ブラックボード
3.
桜は一度の雨であっけなく散った。
僕は彼女を見ていた。
窓際に座る横顔は、鼻筋が丸く、黒髪が重力に従って斜めに落ちている。うなじにほくろが一つ。制服の襟は水色で、白いラインが二本入っている。紺色のスカートは、後ろの方に皺が寄っていた。白い靴下はふくらはぎの真ん中くらいで、左右ともにそろっている。
教室には、鳥が羽をすり合わせるような音が鳴っていた。馴染みのないクラスメイトは、教師の唱える解説をありがたい経典のようにノートへ書き写す作業に没頭していた。誰も何も話さない。しんと静まって張り詰めている。
教師の口が開くたびに、生徒の頭も動く。まるでそういうおもちゃのようだった。教室の黒板には等号で結ばれた数式が並んでいた。
何もかもが退屈だった。
きっと、皆も退屈だっただろう。
変化のない毎日。
何に使うかもよく分からない公式。
どうして人生の中で一番元気な時に、こんなに座っていないといけないんだろうか?
いつまでこんなふうに。
雛菊もずっと何かを書いていた。でも、黒板の方は全然見ていなかった。細い指先がシャープペンシルを握っている。
何を書いているんだろう。
ためしに僕は自分の消しゴムを落としてみた。人差し指で弾き飛ばしたのだ。消しゴムは彼女の椅子に当たって、軽い音を立てた。誰も振り返らなかった。
小さな消しゴムは床の上。そのとき、彼女の足がわずかに動いた。消しゴムは白いシューズに踏まれて見えなくなった。
僕は妙な緊張を覚えながら、ノートの誤字を直すことなく数学を終えた。
放課後、誰もいなくなった教室で、僕は彼女に踏まれた消しゴムを回収した。掃除で隅に追いやられ、表面が黒くなっていた。
西日が差す教室で、僕は、机の間を泳ぐように渡って目的地へ向かった。前から三番目。席へ着くと、すとんと座る。僕はどうしても彼女の席に座ってみたかった。彼女の目でものを見たかった。
日付と当番だけが書かれた黒板、その上には丸時計、雑多な掲示物が並び、廊下側には曇りガラス。
当然、僕の席から見る景色と何も変わらない。ただ、ここからは中庭が見えた。管理が行き届いていない雑草だらけの池がある。黒く濁った水面に木の葉が浮かび、はびこる枝木は校舎の壁に模様を作る。
棟を繋ぐ連絡路に人の影が通る。空に浮かぶ雲は、端の方だけが紫色で、破裂しそうなほど膨らんでいた。

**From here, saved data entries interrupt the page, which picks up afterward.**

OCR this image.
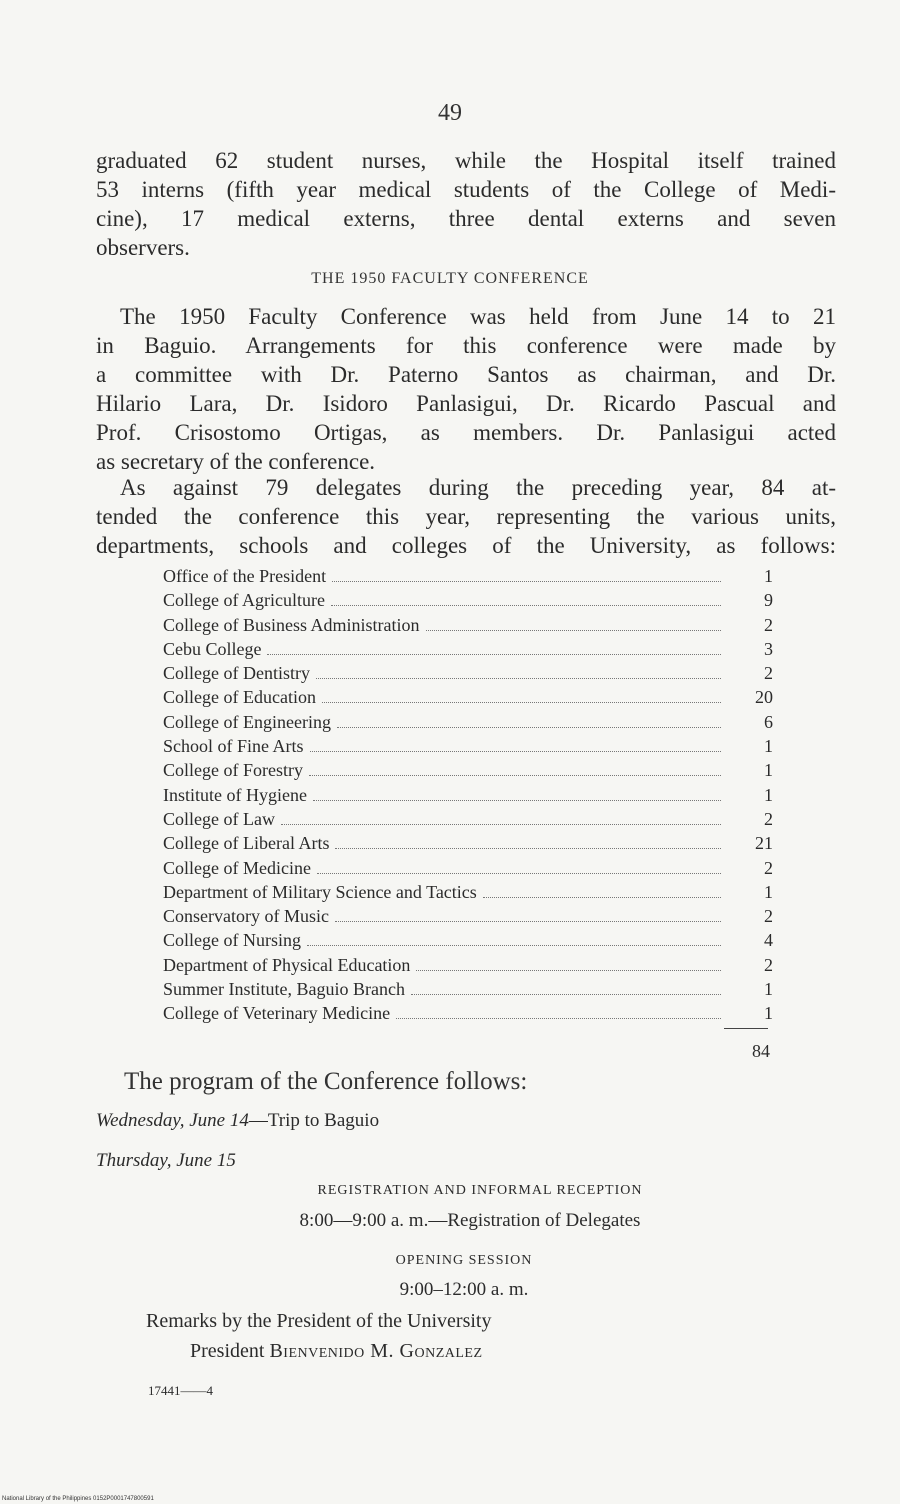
49
graduated 62 student nurses, while the Hospital itself trained
53 interns (fifth year medical students of the College of Medi-
cine), 17 medical externs, three dental externs and seven
observers.
THE 1950 FACULTY CONFERENCE
The 1950 Faculty Conference was held from June 14 to 21
in Baguio. Arrangements for this conference were made by
a committee with Dr. Paterno Santos as chairman, and Dr.
Hilario Lara, Dr. Isidoro Panlasigui, Dr. Ricardo Pascual and
Prof. Crisostomo Ortigas, as members. Dr. Panlasigui acted
as secretary of the conference.
As against 79 delegates during the preceding year, 84 at-
tended the conference this year, representing the various units,
departments, schools and colleges of the University, as follows:
Office of the President	1
College of Agriculture	9
College of Business Administration	2
Cebu College	3
College of Dentistry	2
College of Education	20
College of Engineering	6
School of Fine Arts	1
College of Forestry	1
Institute of Hygiene	1
College of Law	2
College of Liberal Arts	21
College of Medicine	2
Department of Military Science and Tactics	1
Conservatory of Music	2
College of Nursing	4
Department of Physical Education	2
Summer Institute, Baguio Branch	1
College of Veterinary Medicine	1
84
The program of the Conference follows:
Wednesday, June 14—Trip to Baguio
Thursday, June 15
REGISTRATION AND INFORMAL RECEPTION
8:00—9:00 a. m.—Registration of Delegates
OPENING SESSION
9:00–12:00 a. m.
Remarks by the President of the University
President Bienvenido M. Gonzalez
17441——4
National Library of the Philippines 0152P0001747800591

僕は、窓から目を離すと、机に置かれた自分の両手を見る。筋張って骨の際が目立ってゴツゴツとしていた。彼女の指を思い出す。放射状に伸びる細長い指。まるでなにかを掴み取ろうとするように。
その時、僕は机の表面に目をとめた。
何かが描かれている。
手をどけてみると、魚の絵があった。
手の平よりもずっと小さく、木目に紛れてわかりにくい。
それは、二匹の魚が螺旋を描いている絵だった。口と尻尾が重なっている。
不思議な絵だ。
まるでお互いを食べているようにも見えた。